Venant s’ajouter aux quelques émissions (à des horaires impossibles) diffusées en berbère sur les chaînes nationales, le lancement au Maroc, le 6 janvier dernier, de « Tamazight », une chaîne totalement berbérophone, représente donc un événement important. Plus sur le plan politique que médiatique néanmoins. Certes, la chaîne, dont la création avait été décidée d’assez longue date, bénéficie de la bénédiction des autorités, et même d’un budget raisonnable (environ 5 millions d’euros : 20 journalistes, 70 techniciens).

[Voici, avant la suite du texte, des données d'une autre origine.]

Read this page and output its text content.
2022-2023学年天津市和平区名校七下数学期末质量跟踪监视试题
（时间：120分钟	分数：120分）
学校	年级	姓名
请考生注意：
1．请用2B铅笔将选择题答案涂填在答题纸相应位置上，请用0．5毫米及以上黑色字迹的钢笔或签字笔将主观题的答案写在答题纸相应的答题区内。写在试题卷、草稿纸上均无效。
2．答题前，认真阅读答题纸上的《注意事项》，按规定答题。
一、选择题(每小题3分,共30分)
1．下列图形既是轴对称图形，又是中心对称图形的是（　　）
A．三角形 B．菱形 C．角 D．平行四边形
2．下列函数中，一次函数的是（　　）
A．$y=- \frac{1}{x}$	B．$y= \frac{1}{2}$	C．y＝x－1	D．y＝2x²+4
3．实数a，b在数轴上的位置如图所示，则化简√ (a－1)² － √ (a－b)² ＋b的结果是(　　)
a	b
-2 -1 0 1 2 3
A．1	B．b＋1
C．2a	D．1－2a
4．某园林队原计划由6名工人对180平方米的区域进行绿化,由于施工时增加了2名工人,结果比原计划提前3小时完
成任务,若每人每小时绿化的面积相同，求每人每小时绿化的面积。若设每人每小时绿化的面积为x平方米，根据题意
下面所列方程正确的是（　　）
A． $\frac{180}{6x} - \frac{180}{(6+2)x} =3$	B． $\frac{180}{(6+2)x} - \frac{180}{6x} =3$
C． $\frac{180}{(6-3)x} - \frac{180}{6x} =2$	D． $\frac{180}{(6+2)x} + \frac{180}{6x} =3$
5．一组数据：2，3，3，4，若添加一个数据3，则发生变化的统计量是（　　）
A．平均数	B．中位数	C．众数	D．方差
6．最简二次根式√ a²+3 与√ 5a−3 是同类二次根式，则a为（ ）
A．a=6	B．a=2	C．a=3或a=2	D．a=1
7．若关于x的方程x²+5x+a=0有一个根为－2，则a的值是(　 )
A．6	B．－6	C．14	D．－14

Mais, au moins dans sa phase expérimentale, elle ne sera accessible que par le câble ou la TNT, et elle ne restera qu’un nom pour la plupart des Marocains – et singulièrement pour une bonne partie des populations berbérophones, largement rurales (et pauvres).

D’ailleurs, même si les responsables ont pris soin de préciser que les programmes seront sous-titrés en arabe pour que la nouvelle chaîne n’apparaisse pas comme un ghetto culturel, on est loin de se réjouir unanimement dans le « monde berbère » marocain d’une initiative qui risque de conforter l’idée d’une « culture à part », qui n’appartient pas vraiment à la communauté nationale et qui risque d’être présentée sous ses aspects les plus folkloriques (article - en arabe – sur Islam Online).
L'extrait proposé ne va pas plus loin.